Thirtysomething: If only we knew…
The Flintstones: Wilma and Betty decide to follow them.

House Style
The Brady Bunch: Conservative but mod, circa ’69
The Bradys: Conservative but mod, circa ’90
Married…With Children: Roach motel
Thirtysomething: Enviable
The Flintstones: Suburban cave

Clothing Style
The Brady Bunch: Early Osmonds
The Bradys: Made in the USA
Married…With Children: Flammable fabrics
Thirtysomething: Eclectic earth tones; nice ties
The Flintstones: One-piece

Most Annoying Character
The Brady Bunch: Alice’s cousin Emma, the substitute housekeeper (too strict)
The Bradys: Marcia’s husband, Wally (chronically unemployable)
Married…With Children: Steve (supercilious)
Thirtysomething: Ellyn (goes through Hope’s drawers, babbles, changes hairstyle every other week, generally mistreats her friends)
The Flintstones: Mr. Slate (bossy)

Attitude Toward Sex
The Brady Bunch: Never heard of it
The Bradys: Omigod — even Cindy does it!
Married…With Children: Peg: Yes. Al: No.
Thirtysomething: They didn’t get all those kids by accident.
The Flintstones: Prehistoric

How Spouses Fight
The Brady Bunch: They don’t.
The Bradys: Infrequently, but it happens
Married…With Children: Tooth and nail
Thirtysomething: They stop talking
The Flintstones: Fred and Barney go bowling while Wilma and Betty max out their charge cards.

How Kids Get Into Trouble
The Brady Bunch: Greg takes a puff of a cigarette.
The Bradys: Carol’s grandson steals her business cards and sticks them in the spokes of Bobby’s wheelchair.
Married…With Children: By committing felonies
Thirtysomething: Ethan plays with a forbidden toy rocket.
The Flintstones: They don’t.

How They’re Punished

The Brady Bunch: ”It’s not what you did, honey — it’s that you couldn’t come to us.”
The Bradys ”Next time, ask.”
Married…With Children: By the authorities
Thirtysomething: It blows up in his face.
The Flintstones: They’re not.

What Family Does For Fun
The Brady Bunch: Takes special three-part vacations to Hawaii and the Grand Canyon
The Bradys: Has flashbacks
Married…With Children: Exchanges insults
Thirtysomething: Talks
The Flintstones: Attends showings of The Monster at the Bedrock Drive-In

Unsolved Mysteries
The Brady Bunch: How exactly did Carol’s first husband and Mike’s first wife die?
The Bradys: What’s with Marcia’s new face and Bobby’s blonde hair
Married…With Children: What kind of hair spray does Peg use?
Thirtysomething: Why did Nancy take Elliot back? What do Gary and Susanna see in each other?
The Flintstones: How does Barney’s shirt stay on if he has no shoulders? Where do Fred and Wilma plug in their TV?

Worst Behavior
The Brady Bunch: The Brady children once made Alice feel under-appreciated.

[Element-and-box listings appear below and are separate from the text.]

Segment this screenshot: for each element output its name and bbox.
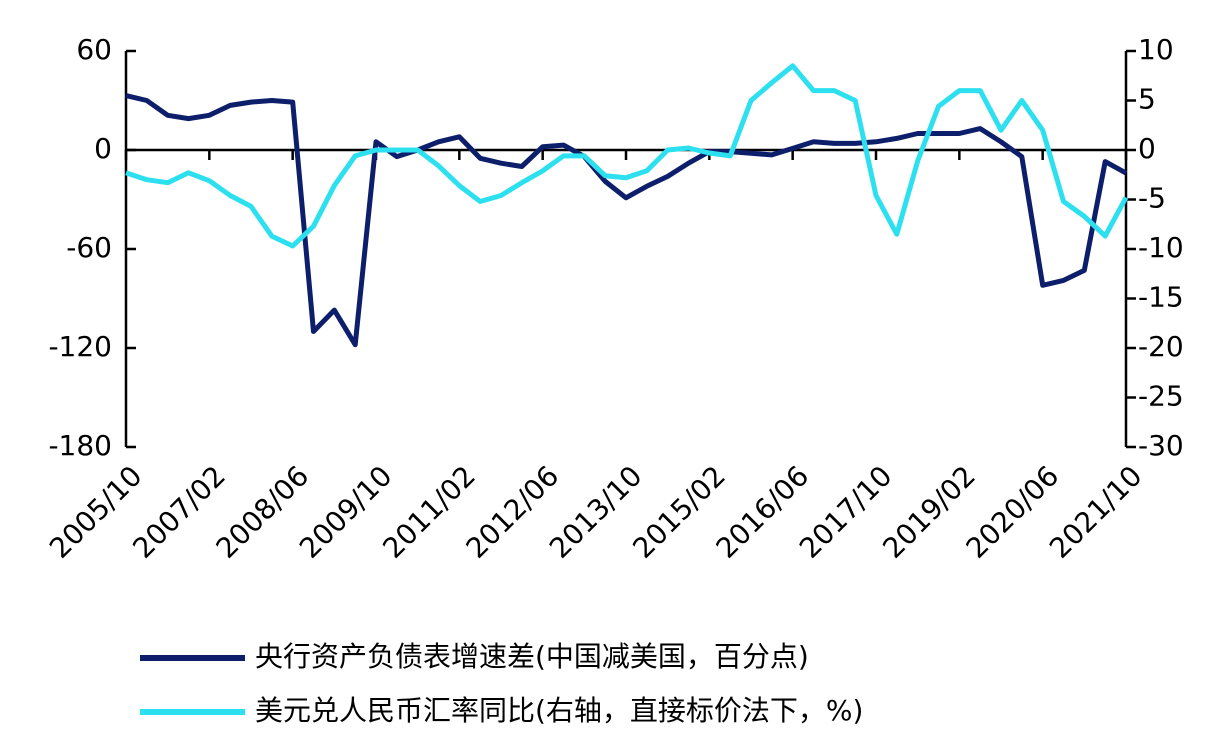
y-tick-label: 60 — [76, 33, 112, 66]
y2-tick-label: 10 — [1138, 33, 1174, 66]
y-tick-label: -120 — [48, 330, 112, 363]
y2-tick-label: 0 — [1138, 132, 1156, 165]
line-series — [125, 93, 1128, 348]
x-tick-label: 2021/10 — [1043, 459, 1149, 565]
y2-tick-label: -5 — [1138, 182, 1166, 215]
line-series — [125, 63, 1129, 249]
y2-tick-label: -20 — [1138, 330, 1184, 363]
y2-tick-label: -15 — [1138, 281, 1184, 314]
y-tick-label: -60 — [66, 231, 112, 264]
legend-label: 央行资产负债表增速差(中国减美国，百分点) — [255, 640, 809, 673]
y2-tick-label: -25 — [1138, 380, 1184, 413]
y2-tick-label: 5 — [1138, 83, 1156, 116]
legend-label: 美元兑人民币汇率同比(右轴，直接标价法下，%) — [255, 694, 863, 727]
y-tick-label: -180 — [48, 429, 112, 462]
y-tick-label: 0 — [94, 132, 112, 165]
y2-tick-label: -30 — [1138, 429, 1184, 462]
y2-tick-label: -10 — [1138, 231, 1184, 264]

The Bradys: Marcia’s son Mickey watches Bobby’s car-crash tape for fun.
Married…With Children: The Bundy’s kill their neighbor’s dog.
Thirtysomething: Elliot has an affair and talks about it.
The Flintstones: Characters don’t wear under-clothes.

Best Reason To Watch
The Brady Bunch: This is what life should be.
The Bradys: They’re all grown-ups now!
Married…With Children: Terry Rakolta hates it.
Thirtysomething (Tie) This is your life. This isn’t your life.
The Flintstones: This is what life might have been.

Best Reason Not To Watch
The Brady Bunch: Blurred vision from rerun overdoses.
The Bradys: You’re all grown-ups now.
Married…With Children: She has a point.
Thirtysomething: After a while, you think it’s real.